MenschenRechte!
Nevigeser Organisation „BrachLand” lädt zur Ausstellung und Gedenkveranstaltung ins Velberter Forum Niederberg.
Er ist ein Thema, und er bleibt ein Thema: der Mauerfall. Anlässlich des zwanzigsten Jahrestages der Maueröffnung lädt der in Neviges ansässige Kunstverein „BrachLand” zu zwei Veranstaltungen ins Velberter Forum Niederberg ein. Unter dem Titel „MenschenRechte! Kunst und Menschenrecht im Widerstand” wird am 3. November (um 19.30 Uhr) eine Ausstellung mit Werken von Annemirl Bauer eröffnet. Gezeigt werden (bis Montag, 28. Dezember) Exponate der Berliner Künstlerin und Dokumente der Überwachung des Wahl-Langenbergers Jens-Uwe Böttcher durch die Staatssicherheitsbehörde der DDR. Sprechen wird Dr. Karl Erb vom Kunstverein „BrachLand”.
Am eigentlichen Tag des Mauerfalls, am Montag, 9. November, um 19.30 Uhr lädt „BrachLand” zu einer Gedenkveranstaltung in den Kleinen Saal des Forum Niederberg ein. Nach Einführung in die Thematik laden Dr. Karl Erb, Amrei Bauer, die Tochter der Künstlerin, und Jens-Uwe Böttcher alle Interessierten zum Gespräch ein.
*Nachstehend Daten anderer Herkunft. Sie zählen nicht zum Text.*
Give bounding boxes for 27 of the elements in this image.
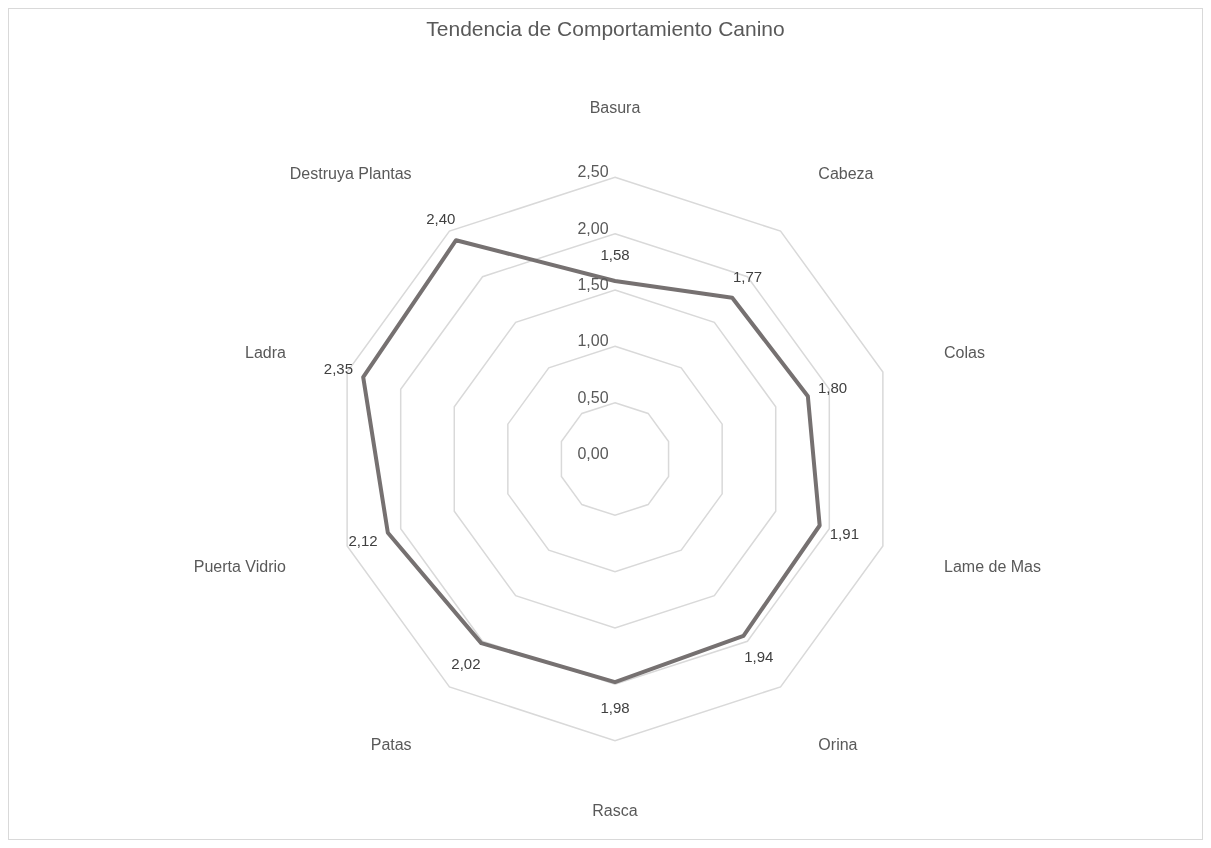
spoke-label: Cabeza (818, 165, 874, 183)
data-label: 1,80 (818, 379, 848, 397)
spoke-label: Ladra (245, 343, 287, 361)
spoke-label: Lame de Mas (944, 557, 1041, 575)
y-tick-label: 0,00 (577, 445, 609, 462)
spoke-label: Destruya Plantas (289, 165, 412, 183)
spoke-label: Orina (818, 736, 858, 754)
data-label: 2,40 (426, 210, 456, 228)
data-label: 1,98 (600, 699, 630, 717)
data-label: 1,58 (600, 245, 630, 263)
data-label: 2,12 (348, 531, 378, 549)
spoke-label: Puerta Vidrio (193, 557, 287, 575)
y-tick-label: 0,50 (577, 388, 609, 406)
y-tick-label: 1,00 (577, 332, 609, 350)
data-label: 1,94 (744, 647, 774, 665)
y-tick-label: 2,50 (577, 163, 609, 181)
data-label: 2,35 (323, 360, 354, 378)
chart-title: Tendencia de Comportamiento Canino (425, 17, 786, 41)
spoke-label: Patas (370, 736, 412, 754)
spoke-label: Rasca (592, 802, 638, 820)
data-label: 1,91 (829, 524, 859, 542)
data-label: 1,77 (732, 267, 763, 285)
data-label: 2,02 (451, 655, 481, 673)
y-tick-label: 2,00 (577, 219, 609, 237)
spoke-label: Basura (589, 99, 641, 116)
spoke-label: Colas (944, 343, 985, 361)
y-tick-label: 1,50 (577, 276, 609, 293)
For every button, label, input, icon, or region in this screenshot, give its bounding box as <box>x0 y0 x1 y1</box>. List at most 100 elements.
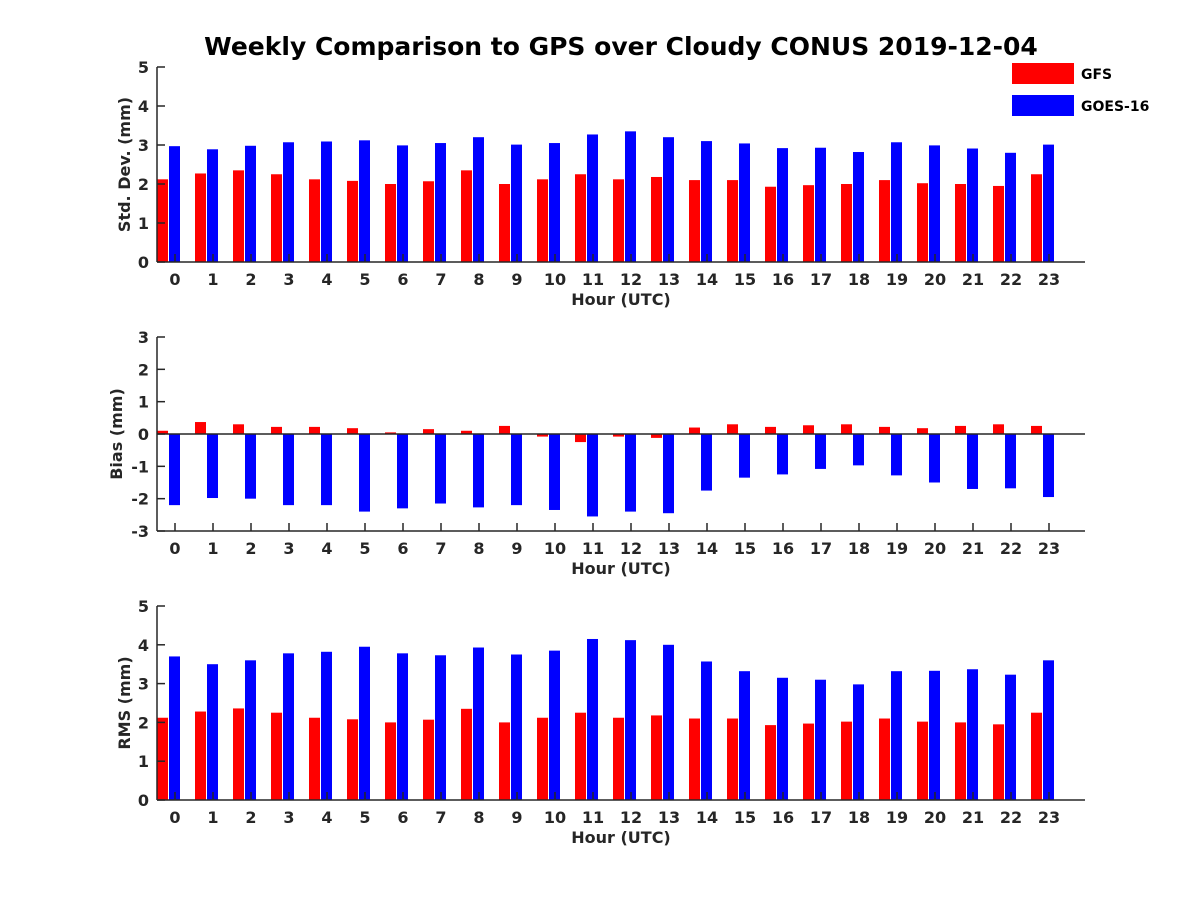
x-tick-label: 9 <box>511 270 522 289</box>
x-tick-label: 16 <box>772 270 794 289</box>
bar-goes16-hour-5 <box>359 434 370 512</box>
bar-gfs-hour-4 <box>309 426 320 434</box>
bar-goes16-hour-1 <box>207 149 218 262</box>
bar-goes16-hour-22 <box>1005 152 1016 262</box>
y-tick-label: 0 <box>138 425 149 444</box>
bar-gfs-hour-14 <box>689 718 700 800</box>
x-tick-label: 11 <box>582 539 604 558</box>
bar-gfs-hour-1 <box>195 711 206 800</box>
y-tick-label: 4 <box>138 636 149 655</box>
bar-gfs-hour-14 <box>689 427 700 434</box>
bar-goes16-hour-22 <box>1005 674 1016 800</box>
y-tick-label: 4 <box>138 97 149 116</box>
x-tick-label: 8 <box>473 808 484 827</box>
x-tick-label: 14 <box>696 270 718 289</box>
x-tick-label: 0 <box>169 270 180 289</box>
bar-goes16-hour-2 <box>245 660 256 800</box>
x-tick-label: 1 <box>207 539 218 558</box>
bar-goes16-hour-3 <box>283 434 294 506</box>
bar-gfs-hour-11 <box>575 712 586 800</box>
bar-gfs-hour-6 <box>385 432 396 434</box>
bar-goes16-hour-13 <box>663 137 674 262</box>
bar-goes16-hour-4 <box>321 434 332 506</box>
bar-goes16-hour-6 <box>397 434 408 509</box>
bar-gfs-hour-0 <box>157 430 168 434</box>
x-tick-label: 23 <box>1038 539 1060 558</box>
bar-goes16-hour-21 <box>967 434 978 489</box>
x-tick-label: 15 <box>734 270 756 289</box>
chart-title: Weekly Comparison to GPS over Cloudy CON… <box>204 32 1038 61</box>
x-tick-label: 12 <box>620 539 642 558</box>
x-tick-label: 7 <box>435 808 446 827</box>
bar-goes16-hour-23 <box>1043 660 1054 800</box>
x-tick-label: 7 <box>435 539 446 558</box>
bar-gfs-hour-3 <box>271 712 282 800</box>
bar-gfs-hour-23 <box>1031 712 1042 800</box>
bar-goes16-hour-17 <box>815 434 826 469</box>
y-tick-label: 2 <box>138 360 149 379</box>
bar-gfs-hour-20 <box>917 428 928 434</box>
y-tick-label: 5 <box>138 597 149 616</box>
bar-goes16-hour-17 <box>815 679 826 800</box>
y-tick-label: -3 <box>131 522 149 541</box>
bar-gfs-hour-23 <box>1031 425 1042 434</box>
x-tick-label: 6 <box>397 270 408 289</box>
x-tick-label: 0 <box>169 539 180 558</box>
bar-goes16-hour-0 <box>169 656 180 800</box>
bar-goes16-hour-19 <box>891 671 902 800</box>
legend-label-gfs: GFS <box>1081 67 1112 83</box>
bar-gfs-hour-19 <box>879 180 890 262</box>
bar-gfs-hour-4 <box>309 717 320 800</box>
bar-gfs-hour-15 <box>727 718 738 800</box>
x-tick-label: 13 <box>658 539 680 558</box>
x-tick-label: 5 <box>359 539 370 558</box>
x-tick-label: 11 <box>582 270 604 289</box>
bar-goes16-hour-5 <box>359 646 370 800</box>
bar-gfs-hour-15 <box>727 424 738 434</box>
bar-goes16-hour-7 <box>435 434 446 504</box>
x-tick-label: 21 <box>962 808 984 827</box>
x-tick-label: 14 <box>696 539 718 558</box>
bar-goes16-hour-10 <box>549 434 560 510</box>
bar-gfs-hour-21 <box>955 184 966 262</box>
x-tick-label: 14 <box>696 808 718 827</box>
bar-goes16-hour-21 <box>967 148 978 262</box>
x-tick-label: 10 <box>544 270 566 289</box>
bar-goes16-hour-4 <box>321 651 332 800</box>
x-tick-label: 21 <box>962 270 984 289</box>
bar-gfs-hour-0 <box>157 179 168 262</box>
x-tick-label: 22 <box>1000 539 1022 558</box>
x-tick-label: 12 <box>620 270 642 289</box>
bar-goes16-hour-11 <box>587 134 598 262</box>
y-tick-label: 1 <box>138 214 149 233</box>
bar-goes16-hour-1 <box>207 664 218 800</box>
x-tick-label: 12 <box>620 808 642 827</box>
bar-goes16-hour-14 <box>701 661 712 800</box>
bar-goes16-hour-23 <box>1043 434 1054 498</box>
bar-goes16-hour-12 <box>625 640 636 800</box>
bar-goes16-hour-0 <box>169 146 180 262</box>
bar-goes16-hour-18 <box>853 434 864 466</box>
x-tick-label: 0 <box>169 808 180 827</box>
bar-goes16-hour-23 <box>1043 144 1054 262</box>
bar-goes16-hour-17 <box>815 147 826 262</box>
bar-goes16-hour-1 <box>207 434 218 499</box>
bar-gfs-hour-10 <box>537 717 548 800</box>
bar-gfs-hour-23 <box>1031 174 1042 262</box>
x-tick-label: 1 <box>207 270 218 289</box>
bar-goes16-hour-20 <box>929 145 940 262</box>
bar-goes16-hour-11 <box>587 434 598 517</box>
bar-goes16-hour-18 <box>853 684 864 800</box>
bar-goes16-hour-20 <box>929 434 940 483</box>
x-tick-label: 9 <box>511 808 522 827</box>
x-tick-label: 10 <box>544 539 566 558</box>
bar-gfs-hour-6 <box>385 722 396 800</box>
x-tick-label: 2 <box>245 808 256 827</box>
bar-gfs-hour-5 <box>347 180 358 262</box>
bar-goes16-hour-15 <box>739 434 750 478</box>
bar-gfs-hour-22 <box>993 424 1004 434</box>
x-tick-label: 19 <box>886 539 908 558</box>
x-tick-label: 5 <box>359 270 370 289</box>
Der Zeitzeuge Jens-Uwe Böttcher wurde 1968 in Dresden geboren und lebt seit Ende 1992 mit seiner Familie in Langenberg. Von 1987 bis zum Mauerfall geriet er ins Visier der DDR-Behörde für Staatssicherheit wegen eines Ausreiseantrags und der Verweigerung des Kriegsdienstes in der NVA (Nationale Volksarmee der DDR). Bereits als Schüler bekamen er und seine Familie den Druck der Diktatur zu spüren, weil er einen Aufnäher der DDR-Friedensbewegung mit dem seinerzeit berühmten Slogan „Schwerter zu Pflugscharen” auf dem Ärmel seiner Jacke trug.
Die Künstlerin Annemirl Bauer (1939 – 1989) lebte und arbeitete als bildende Künstlerin in Ost-Berlin. „Ihr umfangreiches Werk ist von ungewöhnlicher Authentizität, Widerständigkeit und Zivilcourage geprägt”, so beschreibt der „BrachLand”-Vorsitzende Erb. Ihre Eingabe 1984, in der Annemirl Bauer das Recht auf „ungehinderte Ausreise mit Wiederkehr” für alle DDR-Bürger als Menschenrecht einforderte, hatte ein lanciertes Disziplinarverfahren der Staatssicherheit und somit den Ausschluss aus dem Künstlerverband zur Folge, der für sie einem Berufsverbot gleich kam.
Vergeblich versuchte die Staatssicherheit ihre „gesellschaftliche Disziplinierung” zu erzwingen. Im innerdeutschen Kunst-Dialog ist bislang nur wenig über die Widerständigkeit von Künstlerinnen bekannt, die im Ostteil Berlins ihre Stimme gegen das DDR-Regime erhoben haben und in die Fänge der Staatssicherheit geraten sind.
In Zeiten der Gesichtslosigkeit ein Gesicht zu wahren, so ließe sich das künstlerische Anliegen der Malerin Annemirl Bauer umschreiben. Annemirl Bauer setzte den Doktren des kollektiven „Wir” ein die Scheinheiligkeit entlarvendes „Ich” entgegen. Erst seit einigen Jahren wird Annemirl Bauer allmählich über Berlin hinaus bekannt und dies vor allem Dank der engagierten Betreuung des künstlerischen Nachlasses durch die Tochter.
Ein Teil der Werke erwarb 2007 das Museum für Junge Kunst in Frankfurt (Oder); die
anderen Arbeiten befinden sich im Nachlassarchiv von Amrei Bauer. Im Sommer 1989, drei Monate vor dem Mauerfall, starb Annemirl Bauer 50-jährig in Berlin.
Am 9. November repräsentiert Tochter Amrei Bauer ihre vor 20 Jahren verstorbene Mutter. Dr. Karl Erb: „Gerade diese Frau hätte den Mauerfall erleben müssen.”